Adaptations of k-shortest path algorithms for transportation networks

The computation of the k-shortest paths, should they be elementary or not, has been extensively investigated in the literature, yielding to extremely performant algorithms. For elementary paths, the best known algorithm to this day is the algorithm of Yen enhanced by the extension of Lawler, while for the search of non-elementary paths, the algorithm with the best complexity is due to Eppstein but is outperformed in practice by the Recursive Enumeration Algorithm. In the context of transportation networks, graphs are time dependent, meaning that the cost of an edge depends on the time at which it is crossed.
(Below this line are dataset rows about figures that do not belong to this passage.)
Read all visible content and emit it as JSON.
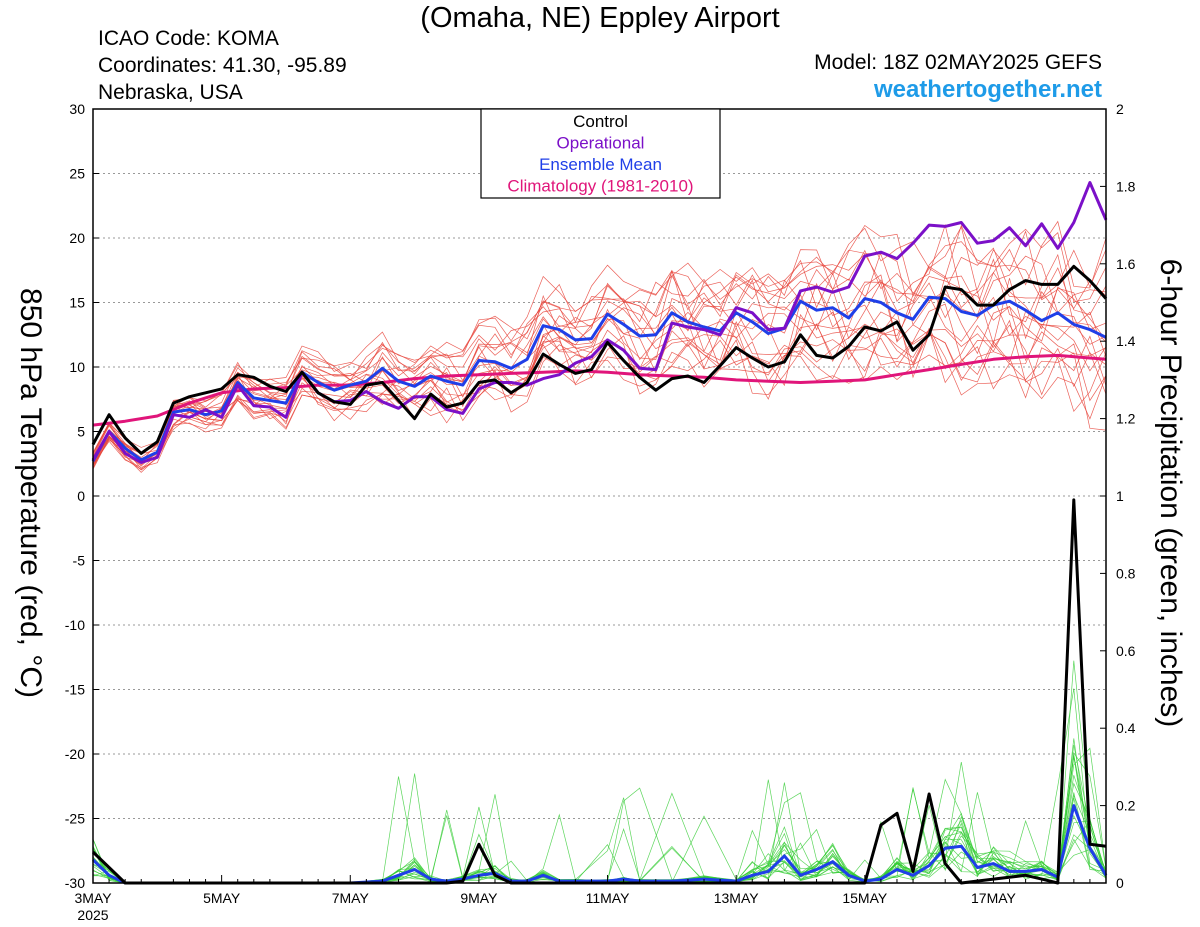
{
  "header": {
    "title": "(Omaha, NE) Eppley Airport",
    "icao": "ICAO Code: KOMA",
    "coords": "Coordinates: 41.30, -95.89",
    "region": "Nebraska, USA",
    "model": "Model: 18Z 02MAY2025 GEFS",
    "site": "weathertogether.net"
  },
  "colors": {
    "members_temp": "#e8453c",
    "members_precip": "#33cc33",
    "control": "#000000",
    "operational": "#7b10c8",
    "ensemble_mean": "#1f3fe8",
    "climatology": "#e0157a",
    "site": "#1e9be8"
  },
  "chart_data": {
    "type": "line",
    "title": "(Omaha, NE) Eppley Airport",
    "ylabel_left": "850 hPa Temperature (red, °C)",
    "ylabel_right": "6-hour Precipitation (green, inches)",
    "ylim_left": [
      -30,
      30
    ],
    "ylim_right": [
      0,
      2
    ],
    "yticks_left": [
      "30",
      "25",
      "20",
      "15",
      "10",
      "5",
      "0",
      "-5",
      "-10",
      "-15",
      "-20",
      "-25",
      "-30"
    ],
    "yticks_right": [
      "2",
      "1.8",
      "1.6",
      "1.4",
      "1.2",
      "1",
      "0.8",
      "0.6",
      "0.4",
      "0.2",
      "0"
    ],
    "x_range_days": [
      3,
      18.75
    ],
    "xticks": [
      {
        "day": 3,
        "label": "3MAY",
        "sub": "2025"
      },
      {
        "day": 5,
        "label": "5MAY"
      },
      {
        "day": 7,
        "label": "7MAY"
      },
      {
        "day": 9,
        "label": "9MAY"
      },
      {
        "day": 11,
        "label": "11MAY"
      },
      {
        "day": 13,
        "label": "13MAY"
      },
      {
        "day": 15,
        "label": "15MAY"
      },
      {
        "day": 17,
        "label": "17MAY"
      }
    ],
    "grid": "dotted horizontal",
    "legend": {
      "position": "top-center",
      "items": [
        {
          "label": "Control",
          "color": "#000000"
        },
        {
          "label": "Operational",
          "color": "#7b10c8"
        },
        {
          "label": "Ensemble Mean",
          "color": "#1f3fe8"
        },
        {
          "label": "Climatology (1981-2010)",
          "color": "#e0157a"
        }
      ]
    },
    "series": [
      {
        "name": "Control",
        "axis": "left",
        "x": [
          3,
          3.25,
          3.5,
          3.75,
          4,
          4.25,
          4.5,
          4.75,
          5,
          5.25,
          5.5,
          5.75,
          6,
          6.25,
          6.5,
          6.75,
          7,
          7.25,
          7.5,
          7.75,
          8,
          8.25,
          8.5,
          8.75,
          9,
          9.25,
          9.5,
          9.75,
          10,
          10.25,
          10.5,
          10.75,
          11,
          11.25,
          11.5,
          11.75,
          12,
          12.25,
          12.5,
          12.75,
          13,
          13.25,
          13.5,
          13.75,
          14,
          14.25,
          14.5,
          14.75,
          15,
          15.25,
          15.5,
          15.75,
          16,
          16.25,
          16.5,
          16.75,
          17,
          17.25,
          17.5,
          17.75,
          18,
          18.25,
          18.5,
          18.75
        ],
        "y": [
          4,
          6.3,
          4.5,
          3.3,
          4.2,
          7.2,
          7.7,
          8.0,
          8.3,
          9.4,
          9.2,
          8.5,
          8.1,
          9.6,
          8.0,
          7.3,
          7.1,
          8.6,
          8.8,
          7.4,
          6.0,
          7.9,
          6.9,
          7.2,
          8.8,
          9.0,
          8.0,
          8.8,
          11.0,
          10.2,
          9.5,
          9.8,
          11.9,
          10.5,
          9.2,
          8.2,
          9.1,
          9.3,
          8.8,
          10.1,
          11.5,
          10.7,
          10.0,
          10.4,
          12.5,
          10.9,
          10.7,
          11.6,
          13.1,
          12.8,
          13.5,
          11.3,
          12.5,
          16.2,
          16.0,
          14.8,
          14.8,
          16.0,
          16.7,
          16.4,
          16.4,
          17.8,
          16.7,
          15.3
        ]
      },
      {
        "name": "Operational",
        "axis": "left",
        "x": [
          3,
          3.25,
          3.5,
          3.75,
          4,
          4.25,
          4.5,
          4.75,
          5,
          5.25,
          5.5,
          5.75,
          6,
          6.25,
          6.5,
          6.75,
          7,
          7.25,
          7.5,
          7.75,
          8,
          8.25,
          8.5,
          8.75,
          9,
          9.25,
          9.5,
          9.75,
          10,
          10.25,
          10.5,
          10.75,
          11,
          11.25,
          11.5,
          11.75,
          12,
          12.25,
          12.5,
          12.75,
          13,
          13.25,
          13.5,
          13.75,
          14,
          14.25,
          14.5,
          14.75,
          15,
          15.25,
          15.5,
          15.75,
          16,
          16.25,
          16.5,
          16.75,
          17,
          17.25,
          17.5,
          17.75,
          18,
          18.25,
          18.5,
          18.75
        ],
        "y": [
          2.8,
          5.0,
          3.3,
          2.6,
          3.0,
          6.3,
          6.1,
          6.7,
          6.1,
          8.6,
          7.0,
          6.9,
          6.1,
          9.6,
          8.0,
          7.3,
          7.4,
          8.1,
          7.3,
          6.8,
          7.7,
          7.7,
          6.7,
          6.4,
          8.3,
          8.8,
          8.8,
          8.6,
          9.1,
          9.4,
          10.3,
          10.8,
          12.1,
          11.3,
          9.9,
          9.8,
          13.4,
          13.1,
          12.9,
          12.5,
          14.6,
          14.2,
          12.9,
          13.0,
          15.9,
          16.2,
          15.8,
          16.2,
          18.6,
          18.9,
          18.4,
          19.6,
          21.0,
          20.9,
          21.2,
          19.6,
          19.8,
          20.8,
          19.4,
          21.1,
          19.2,
          21.2,
          24.3,
          21.4
        ]
      },
      {
        "name": "Ensemble Mean",
        "axis": "left",
        "x": [
          3,
          3.25,
          3.5,
          3.75,
          4,
          4.25,
          4.5,
          4.75,
          5,
          5.25,
          5.5,
          5.75,
          6,
          6.25,
          6.5,
          6.75,
          7,
          7.25,
          7.5,
          7.75,
          8,
          8.25,
          8.5,
          8.75,
          9,
          9.25,
          9.5,
          9.75,
          10,
          10.25,
          10.5,
          10.75,
          11,
          11.25,
          11.5,
          11.75,
          12,
          12.25,
          12.5,
          12.75,
          13,
          13.25,
          13.5,
          13.75,
          14,
          14.25,
          14.5,
          14.75,
          15,
          15.25,
          15.5,
          15.75,
          16,
          16.25,
          16.5,
          16.75,
          17,
          17.25,
          17.5,
          17.75,
          18,
          18.25,
          18.5,
          18.75
        ],
        "y": [
          2.7,
          5.0,
          3.7,
          2.8,
          3.4,
          6.5,
          6.7,
          6.3,
          6.6,
          8.8,
          7.6,
          7.4,
          7.2,
          9.6,
          8.8,
          8.2,
          8.6,
          8.9,
          9.9,
          8.9,
          8.5,
          9.3,
          8.9,
          8.6,
          10.5,
          10.4,
          9.9,
          10.6,
          13.2,
          12.9,
          12.1,
          12.2,
          14.1,
          13.3,
          12.4,
          12.5,
          14.2,
          13.5,
          13.1,
          12.8,
          14.2,
          13.5,
          12.6,
          13.0,
          15.1,
          14.4,
          14.6,
          13.8,
          15.3,
          15.0,
          14.2,
          13.7,
          15.4,
          15.3,
          14.3,
          14.0,
          14.8,
          15.1,
          14.4,
          13.6,
          14.2,
          13.3,
          12.9,
          12.3
        ]
      },
      {
        "name": "Climatology (1981-2010)",
        "axis": "left",
        "x": [
          3,
          3.5,
          4,
          4.5,
          5,
          5.5,
          6,
          6.5,
          7,
          7.5,
          8,
          8.5,
          9,
          9.5,
          10,
          10.5,
          11,
          11.5,
          12,
          12.5,
          13,
          13.5,
          14,
          14.5,
          15,
          15.5,
          16,
          16.5,
          17,
          17.5,
          18,
          18.5,
          18.75
        ],
        "y": [
          5.5,
          5.8,
          6.2,
          7.2,
          8.0,
          8.3,
          8.4,
          8.6,
          8.6,
          8.8,
          9.1,
          9.3,
          9.4,
          9.5,
          9.6,
          9.7,
          9.6,
          9.4,
          9.3,
          9.2,
          9.0,
          8.9,
          8.8,
          8.9,
          9.0,
          9.4,
          9.8,
          10.2,
          10.6,
          10.8,
          10.9,
          10.7,
          10.6
        ]
      },
      {
        "name": "Control Precip",
        "axis": "right",
        "x": [
          3,
          3.25,
          3.5,
          4,
          5,
          6,
          7,
          7.75,
          8,
          8.25,
          8.5,
          8.75,
          9,
          9.25,
          9.5,
          10,
          11,
          12,
          13,
          14,
          14.5,
          15,
          15.25,
          15.5,
          15.75,
          16,
          16.25,
          16.5,
          17,
          17.5,
          17.75,
          18,
          18.25,
          18.5,
          18.75
        ],
        "y": [
          0.08,
          0.04,
          0,
          0,
          0,
          0,
          0,
          0,
          0,
          0,
          0,
          0.005,
          0.1,
          0.02,
          0,
          0,
          0,
          0,
          0,
          0,
          0,
          0,
          0.15,
          0.18,
          0.03,
          0.23,
          0.05,
          0,
          0.01,
          0.02,
          0.01,
          0,
          0.99,
          0.1,
          0.095
        ]
      },
      {
        "name": "Mean Precip",
        "axis": "right",
        "x": [
          3,
          3.25,
          3.5,
          4,
          5,
          6,
          7,
          7.5,
          7.75,
          8,
          8.25,
          8.5,
          8.75,
          9,
          9.25,
          9.5,
          9.75,
          10,
          10.25,
          10.5,
          11,
          11.25,
          11.5,
          12,
          12.5,
          13,
          13.25,
          13.5,
          13.75,
          14,
          14.25,
          14.5,
          14.75,
          15,
          15.25,
          15.5,
          15.75,
          16,
          16.25,
          16.5,
          16.75,
          17,
          17.25,
          17.5,
          17.75,
          18,
          18.25,
          18.5,
          18.75
        ],
        "y": [
          0.06,
          0.02,
          0,
          0,
          0,
          0,
          0,
          0.005,
          0.02,
          0.035,
          0.01,
          0.005,
          0.01,
          0.02,
          0.025,
          0.005,
          0.005,
          0.02,
          0.005,
          0.005,
          0.005,
          0.01,
          0.005,
          0.005,
          0.01,
          0.005,
          0.02,
          0.03,
          0.07,
          0.02,
          0.035,
          0.055,
          0.02,
          0.005,
          0.01,
          0.035,
          0.02,
          0.045,
          0.09,
          0.095,
          0.04,
          0.05,
          0.03,
          0.03,
          0.035,
          0.015,
          0.2,
          0.09,
          0.02
        ]
      }
    ],
    "member_count_shown": 20,
    "notes": "20 ensemble member traces drawn thin red (temperature) and thin green (precipitation)"
  }
}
If for each edge one cannot arrive later if he departs earlier, the network is said to respect the FIFO property. Under this hypothesis, the usual Dijkstra shortest path algorithm is still polynomial. Additionally, since each edge is associated to a transportation type, one may want to restrict a path to be in a regular language. To find a shortest path under this constraint a polynomial algorithm, called DRegLC, works on the product of the network and the graph representing an automaton accepting the regular language. In this paper, some k-shortest paths algorithms are adapted to be used on such transportation networks with a regular language constraint. Also, the computation of the k-shortest elementary paths is considered using k-shortest non elementary paths algorithms, deleting loops while searching if possible. To address this approach, a new algorithm is presented to speed-up the search of elementary paths while scanning as few paths containing loops as possible.